Data generated using machine learning techniques have been used in various fields. Speech-data generation is used in scenarios such as text-to-speech conversion and voice-based chatbots. While Recommendation P.806 has been established as a subjective quality-assessment method for speech quality and Recommendation P.863 and Recommendation G.107 as objective quality-assessment methods for estimating perceived quality, it has not been verified whether these specifications can adequately address generated speech data.

Therefore, a work item has been launched to verify the applicability of existing recommendations to speech generated using machine learning techniques. By analyzing the perceptual characteristics of the generated speech data, the plan is to either extend existing recommendations or define new recommendations capable of addressing generated speech data.

Plans include discussing experimental conditions and conducting subjective evaluation experiments using the generated speech data.

6. Future outlook

In the standardization of media-quality evaluation methods within ITU-T SG12, support for voice calls and video streaming has largely been established. However, ongoing work continues on existing recommendations, including revisions to expand support for new codecs and examine novel data types generated using machine learning techniques. Studies have also begun examining the quality of previously unexamined services such as surveillance video used for autonomous driving.
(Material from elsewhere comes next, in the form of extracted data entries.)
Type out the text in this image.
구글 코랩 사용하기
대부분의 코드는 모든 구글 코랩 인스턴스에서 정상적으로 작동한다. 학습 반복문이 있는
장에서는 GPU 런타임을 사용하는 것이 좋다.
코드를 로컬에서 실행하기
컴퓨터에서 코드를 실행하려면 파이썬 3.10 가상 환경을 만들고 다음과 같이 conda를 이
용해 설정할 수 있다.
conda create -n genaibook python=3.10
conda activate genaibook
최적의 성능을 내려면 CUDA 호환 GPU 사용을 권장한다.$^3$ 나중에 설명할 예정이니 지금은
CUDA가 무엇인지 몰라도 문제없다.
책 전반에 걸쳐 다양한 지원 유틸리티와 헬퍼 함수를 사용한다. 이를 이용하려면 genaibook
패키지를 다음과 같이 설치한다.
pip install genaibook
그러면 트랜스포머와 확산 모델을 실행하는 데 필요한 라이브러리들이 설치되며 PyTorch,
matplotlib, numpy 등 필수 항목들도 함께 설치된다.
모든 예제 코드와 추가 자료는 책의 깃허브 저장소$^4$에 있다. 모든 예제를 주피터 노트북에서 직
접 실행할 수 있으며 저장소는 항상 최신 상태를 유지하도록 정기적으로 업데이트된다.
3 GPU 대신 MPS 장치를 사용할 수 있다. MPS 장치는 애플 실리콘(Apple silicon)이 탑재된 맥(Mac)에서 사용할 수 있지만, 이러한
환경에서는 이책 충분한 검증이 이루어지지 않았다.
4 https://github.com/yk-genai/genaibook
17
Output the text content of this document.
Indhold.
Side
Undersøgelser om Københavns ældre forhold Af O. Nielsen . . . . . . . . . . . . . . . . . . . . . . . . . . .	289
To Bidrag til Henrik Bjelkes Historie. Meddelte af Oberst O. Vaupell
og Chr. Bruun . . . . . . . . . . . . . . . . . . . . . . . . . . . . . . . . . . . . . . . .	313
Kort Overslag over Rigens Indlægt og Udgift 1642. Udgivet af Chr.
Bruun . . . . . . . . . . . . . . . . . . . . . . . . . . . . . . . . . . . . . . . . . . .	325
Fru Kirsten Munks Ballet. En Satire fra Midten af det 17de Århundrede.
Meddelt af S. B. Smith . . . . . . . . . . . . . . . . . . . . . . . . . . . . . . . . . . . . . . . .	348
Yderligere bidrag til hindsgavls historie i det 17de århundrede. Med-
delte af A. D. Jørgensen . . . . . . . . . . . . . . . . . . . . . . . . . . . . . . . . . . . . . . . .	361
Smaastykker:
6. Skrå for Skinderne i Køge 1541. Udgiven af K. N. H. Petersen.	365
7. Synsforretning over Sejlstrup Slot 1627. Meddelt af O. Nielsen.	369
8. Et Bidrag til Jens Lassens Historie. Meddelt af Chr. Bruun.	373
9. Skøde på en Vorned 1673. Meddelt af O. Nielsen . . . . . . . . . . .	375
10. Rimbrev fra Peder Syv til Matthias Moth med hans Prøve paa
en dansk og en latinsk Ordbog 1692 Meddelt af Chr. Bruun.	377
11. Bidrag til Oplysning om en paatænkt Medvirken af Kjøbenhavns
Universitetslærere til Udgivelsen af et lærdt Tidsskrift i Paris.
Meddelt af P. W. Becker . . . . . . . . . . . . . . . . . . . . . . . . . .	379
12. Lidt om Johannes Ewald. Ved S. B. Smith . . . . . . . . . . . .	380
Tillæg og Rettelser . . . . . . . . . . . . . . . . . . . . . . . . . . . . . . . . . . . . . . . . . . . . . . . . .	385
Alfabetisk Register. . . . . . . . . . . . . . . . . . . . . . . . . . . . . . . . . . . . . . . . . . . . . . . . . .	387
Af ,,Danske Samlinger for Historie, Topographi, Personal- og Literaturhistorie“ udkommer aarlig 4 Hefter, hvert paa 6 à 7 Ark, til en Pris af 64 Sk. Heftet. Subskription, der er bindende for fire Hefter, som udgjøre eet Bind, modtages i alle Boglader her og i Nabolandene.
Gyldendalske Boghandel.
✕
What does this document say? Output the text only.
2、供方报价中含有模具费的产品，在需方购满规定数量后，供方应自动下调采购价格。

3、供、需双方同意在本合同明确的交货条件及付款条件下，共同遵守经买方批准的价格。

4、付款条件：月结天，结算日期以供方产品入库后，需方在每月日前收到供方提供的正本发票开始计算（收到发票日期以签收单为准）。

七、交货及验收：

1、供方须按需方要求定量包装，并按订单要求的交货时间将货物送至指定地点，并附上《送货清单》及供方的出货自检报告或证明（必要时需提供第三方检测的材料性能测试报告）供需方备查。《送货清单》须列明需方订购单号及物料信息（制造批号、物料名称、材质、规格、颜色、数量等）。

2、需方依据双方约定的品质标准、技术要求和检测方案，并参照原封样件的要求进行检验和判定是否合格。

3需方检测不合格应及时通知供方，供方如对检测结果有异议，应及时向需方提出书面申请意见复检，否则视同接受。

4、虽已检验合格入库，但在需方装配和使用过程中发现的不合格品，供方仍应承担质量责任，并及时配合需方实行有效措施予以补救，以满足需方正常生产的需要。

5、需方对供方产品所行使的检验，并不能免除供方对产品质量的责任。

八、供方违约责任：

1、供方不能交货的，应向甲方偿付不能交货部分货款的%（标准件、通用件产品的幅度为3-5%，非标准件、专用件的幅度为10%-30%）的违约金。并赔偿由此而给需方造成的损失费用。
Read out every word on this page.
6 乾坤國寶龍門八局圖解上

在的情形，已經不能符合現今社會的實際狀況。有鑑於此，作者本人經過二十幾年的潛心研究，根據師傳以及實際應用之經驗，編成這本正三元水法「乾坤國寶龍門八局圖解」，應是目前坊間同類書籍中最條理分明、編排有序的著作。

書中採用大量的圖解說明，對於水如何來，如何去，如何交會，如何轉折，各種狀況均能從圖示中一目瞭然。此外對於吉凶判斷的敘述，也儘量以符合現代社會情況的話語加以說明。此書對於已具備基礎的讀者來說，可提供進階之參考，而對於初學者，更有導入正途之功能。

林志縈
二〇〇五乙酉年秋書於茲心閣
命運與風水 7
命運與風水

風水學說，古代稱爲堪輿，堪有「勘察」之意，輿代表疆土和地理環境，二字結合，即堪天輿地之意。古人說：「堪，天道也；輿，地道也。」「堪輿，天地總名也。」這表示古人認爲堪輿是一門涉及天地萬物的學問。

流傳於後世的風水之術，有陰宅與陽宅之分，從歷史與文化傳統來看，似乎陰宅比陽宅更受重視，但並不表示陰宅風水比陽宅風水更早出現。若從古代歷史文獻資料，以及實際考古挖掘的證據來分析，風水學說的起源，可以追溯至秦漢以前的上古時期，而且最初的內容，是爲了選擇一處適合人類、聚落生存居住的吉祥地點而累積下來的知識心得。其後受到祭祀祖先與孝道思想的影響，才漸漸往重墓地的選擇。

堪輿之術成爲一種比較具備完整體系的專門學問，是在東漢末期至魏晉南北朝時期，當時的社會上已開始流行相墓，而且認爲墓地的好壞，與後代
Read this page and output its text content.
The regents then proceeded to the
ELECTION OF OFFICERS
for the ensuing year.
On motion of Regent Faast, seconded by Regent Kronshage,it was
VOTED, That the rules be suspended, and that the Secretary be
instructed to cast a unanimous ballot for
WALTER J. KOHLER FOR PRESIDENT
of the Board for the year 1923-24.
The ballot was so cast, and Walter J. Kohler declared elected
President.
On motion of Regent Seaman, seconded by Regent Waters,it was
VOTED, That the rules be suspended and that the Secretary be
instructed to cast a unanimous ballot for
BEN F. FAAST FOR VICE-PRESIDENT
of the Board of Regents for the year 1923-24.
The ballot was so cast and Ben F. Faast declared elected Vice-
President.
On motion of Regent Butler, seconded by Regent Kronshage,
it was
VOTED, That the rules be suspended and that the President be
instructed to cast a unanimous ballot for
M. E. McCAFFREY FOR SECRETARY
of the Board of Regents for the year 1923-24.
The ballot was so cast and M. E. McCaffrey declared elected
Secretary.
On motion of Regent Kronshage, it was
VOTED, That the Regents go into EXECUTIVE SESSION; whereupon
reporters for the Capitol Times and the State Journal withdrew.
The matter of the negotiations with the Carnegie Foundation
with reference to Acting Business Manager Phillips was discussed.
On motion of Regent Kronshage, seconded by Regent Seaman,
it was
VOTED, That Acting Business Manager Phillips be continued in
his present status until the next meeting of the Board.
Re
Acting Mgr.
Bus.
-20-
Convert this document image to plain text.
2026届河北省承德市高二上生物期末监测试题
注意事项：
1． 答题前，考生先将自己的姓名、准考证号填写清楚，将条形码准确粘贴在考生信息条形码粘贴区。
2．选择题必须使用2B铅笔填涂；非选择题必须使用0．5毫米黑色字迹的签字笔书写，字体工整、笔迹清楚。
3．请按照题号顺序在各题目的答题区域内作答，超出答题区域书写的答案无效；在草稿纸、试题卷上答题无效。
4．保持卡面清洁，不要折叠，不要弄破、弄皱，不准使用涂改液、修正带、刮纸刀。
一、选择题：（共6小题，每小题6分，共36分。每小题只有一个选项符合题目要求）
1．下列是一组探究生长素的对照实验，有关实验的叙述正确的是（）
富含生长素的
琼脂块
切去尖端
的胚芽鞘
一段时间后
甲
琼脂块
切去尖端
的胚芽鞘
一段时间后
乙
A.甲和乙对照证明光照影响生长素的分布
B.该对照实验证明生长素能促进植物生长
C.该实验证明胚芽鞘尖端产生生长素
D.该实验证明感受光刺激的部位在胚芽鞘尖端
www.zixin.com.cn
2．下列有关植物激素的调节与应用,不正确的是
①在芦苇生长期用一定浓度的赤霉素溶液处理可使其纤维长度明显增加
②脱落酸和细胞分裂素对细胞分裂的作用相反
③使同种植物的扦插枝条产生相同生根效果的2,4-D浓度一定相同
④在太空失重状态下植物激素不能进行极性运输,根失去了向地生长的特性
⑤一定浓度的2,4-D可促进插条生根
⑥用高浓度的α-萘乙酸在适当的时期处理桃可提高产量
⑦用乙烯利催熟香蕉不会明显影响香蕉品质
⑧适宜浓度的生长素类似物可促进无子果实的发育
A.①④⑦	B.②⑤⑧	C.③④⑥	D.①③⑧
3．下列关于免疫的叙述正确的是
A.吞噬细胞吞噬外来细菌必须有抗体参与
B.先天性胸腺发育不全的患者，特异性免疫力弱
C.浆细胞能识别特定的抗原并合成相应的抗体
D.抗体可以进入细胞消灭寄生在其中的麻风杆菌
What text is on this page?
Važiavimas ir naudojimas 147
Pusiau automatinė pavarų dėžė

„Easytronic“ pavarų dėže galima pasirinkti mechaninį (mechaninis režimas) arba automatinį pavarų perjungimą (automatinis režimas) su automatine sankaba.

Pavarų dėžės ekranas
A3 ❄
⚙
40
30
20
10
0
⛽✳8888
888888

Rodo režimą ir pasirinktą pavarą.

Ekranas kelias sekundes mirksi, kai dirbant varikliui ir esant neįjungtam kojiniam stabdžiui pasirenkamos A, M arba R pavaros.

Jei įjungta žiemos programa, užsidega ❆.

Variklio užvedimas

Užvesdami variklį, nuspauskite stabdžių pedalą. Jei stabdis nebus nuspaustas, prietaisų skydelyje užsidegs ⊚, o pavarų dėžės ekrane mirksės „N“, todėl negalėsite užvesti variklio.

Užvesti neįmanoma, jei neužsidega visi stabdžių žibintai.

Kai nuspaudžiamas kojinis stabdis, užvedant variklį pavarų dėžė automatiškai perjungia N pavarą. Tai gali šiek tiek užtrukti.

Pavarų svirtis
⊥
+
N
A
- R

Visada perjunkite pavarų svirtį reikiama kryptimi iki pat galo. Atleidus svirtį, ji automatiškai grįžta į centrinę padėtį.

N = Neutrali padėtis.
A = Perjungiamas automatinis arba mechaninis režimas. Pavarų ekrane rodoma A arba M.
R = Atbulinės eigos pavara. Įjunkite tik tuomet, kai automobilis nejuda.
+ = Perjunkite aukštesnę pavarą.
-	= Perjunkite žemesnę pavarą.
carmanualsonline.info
Various services are expected to emerge as fifth-generation mobile communication systems (5G) and 6G advance. The design and management of QoS/QoE for various services will thus become increasingly critical. Therefore, it remains essential to monitor the progress of SG12’s discussions.

References

[1]	SAE International, “Taxonomy and Definitions for Terms Related to Driving Automation Systems for On-road Motor Vehicles,” 4970.724, pp. 1–5, 2018.
[2]	National Police Agency, “The Act Partially Amending the Road Traffic Act (Act No. 32 of 2022),” Apr. 2022.